Votez contre !

Tous les groupes humains, même fondés sur rien, développent un discours sur lequel ils fondent leur cohésion. Ce discours repose toujours sur les mêmes bases : 1. les autres, ceux de l’extérieur, sont mauvais 2. Nous sommes les bons, les good guys, ceux qui ont raison quand les autres ont tort. Cela rend évidemment tout débat impossible, mais une élection n’est pas un débat, c’est un combat. Ainsi parmi les adversaires de Collomb on développe l’idée qu’il est fini, ringard, dépassé et que l’avenir est de leur côté. Dans le camp de Collomb, que tous les autres sont des traîtres et qu’on incarne la fidélité (même quand on change d’avis). On note au passage que ceux qui avaient tous les défauts parce qu’ils sont restés vingt ans dans l’opposition sont soudainement parés de toutes les vertus depuis qu’ils ont changé de camp.
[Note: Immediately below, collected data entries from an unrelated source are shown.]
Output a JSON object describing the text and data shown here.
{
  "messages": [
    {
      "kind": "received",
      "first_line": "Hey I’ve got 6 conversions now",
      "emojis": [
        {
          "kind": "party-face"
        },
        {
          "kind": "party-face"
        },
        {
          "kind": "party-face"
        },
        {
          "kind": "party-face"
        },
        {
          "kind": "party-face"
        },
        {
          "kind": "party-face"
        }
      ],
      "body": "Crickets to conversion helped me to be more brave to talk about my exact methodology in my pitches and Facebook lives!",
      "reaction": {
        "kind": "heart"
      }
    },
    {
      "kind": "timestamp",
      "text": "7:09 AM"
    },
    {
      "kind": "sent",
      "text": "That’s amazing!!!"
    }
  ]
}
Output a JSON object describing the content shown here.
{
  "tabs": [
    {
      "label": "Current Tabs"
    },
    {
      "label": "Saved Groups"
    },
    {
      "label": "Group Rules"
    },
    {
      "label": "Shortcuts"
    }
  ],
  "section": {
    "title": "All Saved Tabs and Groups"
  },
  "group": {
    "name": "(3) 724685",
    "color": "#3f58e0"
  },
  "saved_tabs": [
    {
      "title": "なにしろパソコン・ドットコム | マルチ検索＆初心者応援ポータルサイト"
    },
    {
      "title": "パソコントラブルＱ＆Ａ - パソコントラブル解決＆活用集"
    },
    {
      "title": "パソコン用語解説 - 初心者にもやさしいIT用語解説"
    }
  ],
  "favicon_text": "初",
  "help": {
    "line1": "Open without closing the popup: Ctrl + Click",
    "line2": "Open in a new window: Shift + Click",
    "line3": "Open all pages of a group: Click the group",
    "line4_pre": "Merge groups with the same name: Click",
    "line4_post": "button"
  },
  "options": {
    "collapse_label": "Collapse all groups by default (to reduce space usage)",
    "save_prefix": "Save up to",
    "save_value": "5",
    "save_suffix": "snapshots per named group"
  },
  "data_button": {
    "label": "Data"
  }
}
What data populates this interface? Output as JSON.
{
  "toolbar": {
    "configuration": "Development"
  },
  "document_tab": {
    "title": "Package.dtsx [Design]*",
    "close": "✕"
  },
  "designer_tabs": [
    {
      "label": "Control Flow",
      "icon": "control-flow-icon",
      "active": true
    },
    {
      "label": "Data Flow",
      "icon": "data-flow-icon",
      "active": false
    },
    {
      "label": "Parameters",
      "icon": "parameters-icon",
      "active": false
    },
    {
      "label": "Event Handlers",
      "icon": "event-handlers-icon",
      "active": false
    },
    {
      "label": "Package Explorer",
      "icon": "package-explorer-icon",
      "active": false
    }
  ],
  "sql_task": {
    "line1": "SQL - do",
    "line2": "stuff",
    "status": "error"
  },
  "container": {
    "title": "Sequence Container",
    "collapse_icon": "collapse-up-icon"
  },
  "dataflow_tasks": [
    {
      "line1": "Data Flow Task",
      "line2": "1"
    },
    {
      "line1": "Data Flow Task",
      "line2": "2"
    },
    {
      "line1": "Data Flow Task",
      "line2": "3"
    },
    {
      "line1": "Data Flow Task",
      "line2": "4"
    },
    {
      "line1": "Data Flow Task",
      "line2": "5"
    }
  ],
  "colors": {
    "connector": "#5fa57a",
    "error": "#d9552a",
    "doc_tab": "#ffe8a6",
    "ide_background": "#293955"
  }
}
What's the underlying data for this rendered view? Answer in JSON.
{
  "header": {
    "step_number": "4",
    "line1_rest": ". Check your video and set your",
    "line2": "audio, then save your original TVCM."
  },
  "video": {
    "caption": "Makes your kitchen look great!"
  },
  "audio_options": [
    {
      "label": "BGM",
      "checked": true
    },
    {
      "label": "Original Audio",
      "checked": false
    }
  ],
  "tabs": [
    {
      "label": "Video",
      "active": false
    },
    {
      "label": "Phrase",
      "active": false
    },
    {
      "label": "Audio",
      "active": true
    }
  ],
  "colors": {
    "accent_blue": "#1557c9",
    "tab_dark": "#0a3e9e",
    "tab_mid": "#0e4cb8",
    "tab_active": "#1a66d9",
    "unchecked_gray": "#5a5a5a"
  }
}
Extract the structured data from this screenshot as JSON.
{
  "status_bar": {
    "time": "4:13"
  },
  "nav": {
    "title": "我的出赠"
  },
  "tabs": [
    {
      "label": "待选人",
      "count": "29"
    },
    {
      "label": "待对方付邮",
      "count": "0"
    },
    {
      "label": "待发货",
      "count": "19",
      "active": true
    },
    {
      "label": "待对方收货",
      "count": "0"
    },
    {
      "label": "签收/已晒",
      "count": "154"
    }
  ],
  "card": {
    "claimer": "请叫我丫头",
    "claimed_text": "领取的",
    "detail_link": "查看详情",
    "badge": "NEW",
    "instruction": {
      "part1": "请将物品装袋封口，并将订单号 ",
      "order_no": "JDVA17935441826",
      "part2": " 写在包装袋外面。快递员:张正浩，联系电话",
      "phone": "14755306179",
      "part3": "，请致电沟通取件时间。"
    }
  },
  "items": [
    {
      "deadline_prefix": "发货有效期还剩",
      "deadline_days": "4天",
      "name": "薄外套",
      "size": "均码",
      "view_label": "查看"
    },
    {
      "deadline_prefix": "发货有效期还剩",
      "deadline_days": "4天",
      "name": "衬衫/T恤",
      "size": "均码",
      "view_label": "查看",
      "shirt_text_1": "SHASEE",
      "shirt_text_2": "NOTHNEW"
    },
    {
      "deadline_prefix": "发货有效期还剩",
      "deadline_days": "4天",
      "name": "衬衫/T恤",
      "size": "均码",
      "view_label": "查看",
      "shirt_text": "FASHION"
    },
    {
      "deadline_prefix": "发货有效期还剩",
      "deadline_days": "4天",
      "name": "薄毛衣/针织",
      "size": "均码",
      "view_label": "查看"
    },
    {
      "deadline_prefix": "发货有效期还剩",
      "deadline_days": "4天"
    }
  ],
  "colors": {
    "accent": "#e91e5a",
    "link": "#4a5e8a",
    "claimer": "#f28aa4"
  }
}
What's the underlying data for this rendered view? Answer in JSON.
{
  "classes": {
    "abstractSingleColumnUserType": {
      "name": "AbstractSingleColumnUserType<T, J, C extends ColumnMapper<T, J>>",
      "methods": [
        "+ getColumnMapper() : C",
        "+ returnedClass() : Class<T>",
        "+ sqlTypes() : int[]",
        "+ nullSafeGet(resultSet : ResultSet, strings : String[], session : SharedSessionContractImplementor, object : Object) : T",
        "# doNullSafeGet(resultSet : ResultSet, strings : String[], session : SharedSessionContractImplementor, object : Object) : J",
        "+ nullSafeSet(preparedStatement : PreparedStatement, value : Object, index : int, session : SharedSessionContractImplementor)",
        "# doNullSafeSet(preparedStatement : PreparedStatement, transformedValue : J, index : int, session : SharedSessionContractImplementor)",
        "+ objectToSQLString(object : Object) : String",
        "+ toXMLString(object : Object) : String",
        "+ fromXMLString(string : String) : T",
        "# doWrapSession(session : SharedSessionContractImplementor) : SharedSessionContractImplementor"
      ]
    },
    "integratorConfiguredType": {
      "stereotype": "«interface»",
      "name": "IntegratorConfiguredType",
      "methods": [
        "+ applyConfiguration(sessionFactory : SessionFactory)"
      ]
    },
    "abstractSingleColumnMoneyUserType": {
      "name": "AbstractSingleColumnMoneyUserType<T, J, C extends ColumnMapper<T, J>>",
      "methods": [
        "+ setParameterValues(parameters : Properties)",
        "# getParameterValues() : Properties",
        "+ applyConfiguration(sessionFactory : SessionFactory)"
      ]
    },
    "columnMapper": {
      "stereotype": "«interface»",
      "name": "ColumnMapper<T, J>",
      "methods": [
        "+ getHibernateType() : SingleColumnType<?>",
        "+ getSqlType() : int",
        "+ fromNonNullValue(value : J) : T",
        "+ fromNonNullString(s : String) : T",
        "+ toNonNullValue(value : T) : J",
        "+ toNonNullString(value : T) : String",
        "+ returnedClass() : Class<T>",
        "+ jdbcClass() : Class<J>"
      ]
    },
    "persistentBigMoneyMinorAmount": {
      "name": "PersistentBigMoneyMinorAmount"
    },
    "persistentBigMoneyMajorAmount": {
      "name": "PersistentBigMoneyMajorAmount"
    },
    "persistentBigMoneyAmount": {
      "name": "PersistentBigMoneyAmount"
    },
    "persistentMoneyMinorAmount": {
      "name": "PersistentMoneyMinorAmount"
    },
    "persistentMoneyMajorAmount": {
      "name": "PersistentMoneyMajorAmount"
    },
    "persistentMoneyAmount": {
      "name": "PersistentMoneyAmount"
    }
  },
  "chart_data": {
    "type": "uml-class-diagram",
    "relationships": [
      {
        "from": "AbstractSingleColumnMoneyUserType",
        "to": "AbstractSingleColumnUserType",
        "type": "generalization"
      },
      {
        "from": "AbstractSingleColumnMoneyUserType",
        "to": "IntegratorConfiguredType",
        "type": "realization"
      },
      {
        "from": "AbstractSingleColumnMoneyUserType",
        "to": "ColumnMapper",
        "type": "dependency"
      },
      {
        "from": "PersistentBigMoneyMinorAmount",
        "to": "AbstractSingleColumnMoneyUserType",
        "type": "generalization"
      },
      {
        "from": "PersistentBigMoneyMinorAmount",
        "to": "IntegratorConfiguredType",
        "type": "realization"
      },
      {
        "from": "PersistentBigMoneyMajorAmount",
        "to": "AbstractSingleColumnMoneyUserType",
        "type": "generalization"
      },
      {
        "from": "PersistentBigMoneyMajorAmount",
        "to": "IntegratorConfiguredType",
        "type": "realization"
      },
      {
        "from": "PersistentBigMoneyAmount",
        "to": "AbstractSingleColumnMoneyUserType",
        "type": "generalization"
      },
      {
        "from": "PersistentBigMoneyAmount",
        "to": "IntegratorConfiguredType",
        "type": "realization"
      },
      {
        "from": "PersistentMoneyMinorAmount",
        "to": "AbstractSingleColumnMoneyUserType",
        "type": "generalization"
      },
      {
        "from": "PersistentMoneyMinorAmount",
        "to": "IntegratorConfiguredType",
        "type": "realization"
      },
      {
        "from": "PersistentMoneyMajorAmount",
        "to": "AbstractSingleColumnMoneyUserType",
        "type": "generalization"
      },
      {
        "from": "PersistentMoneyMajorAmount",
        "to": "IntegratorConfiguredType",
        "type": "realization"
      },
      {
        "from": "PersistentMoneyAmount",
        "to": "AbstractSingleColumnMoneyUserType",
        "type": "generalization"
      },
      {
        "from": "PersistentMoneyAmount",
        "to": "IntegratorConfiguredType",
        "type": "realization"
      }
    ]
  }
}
Du côté du front anti-écolo on essaie d’affirmer que les écolos c’est nous et pas les écologistes qui seraient de dangereux extrémistes. Ce qui aboutit à des paradoxes difficilement tenables. Bruno Bernard est un dangereux extrémiste avec qui il est impossible de s’entendre à la métropole. Mais il est quelqu’un de tout à fait raisonnable avec qui il a été facile de trouver un accord à Villeurbanne où il est candidat. Le jeu des alliances opportunistes, d’une commune à l’autre, d’une circonscription métropolitaine à l’autre,  fait qu’on est adversaires ici mais partenaires là, il montre suffisamment à quel point ce sont de pures postures rhétoriques. La position N°2 “nous sommes les bons” devrait permettre d’affirmer en quoi on se distingue des autres positivement. Elle se traduit souvent par des formules du type “nous sommes les seuls qui…” Qui quoi ? Sur l’Anneau des Sciences par exemple. Tout le monde était contre. Sauf le camp Collomb qui était pour. Puis il est devenu contre pour rejoindre François-Noël Buffet. Puis il est redevenu pour mais pas trop, enfin pas maintenant, bref on ne sait plus. La plupart des autres éléments de programme des uns et des autres ne sont pas incompatibles entre eux, c’est juste affaire de nuances. Le seul moyen de se différencier c’est donc d’attaquer. Pas sûr que ce type d’arguments mobilise les électeurs.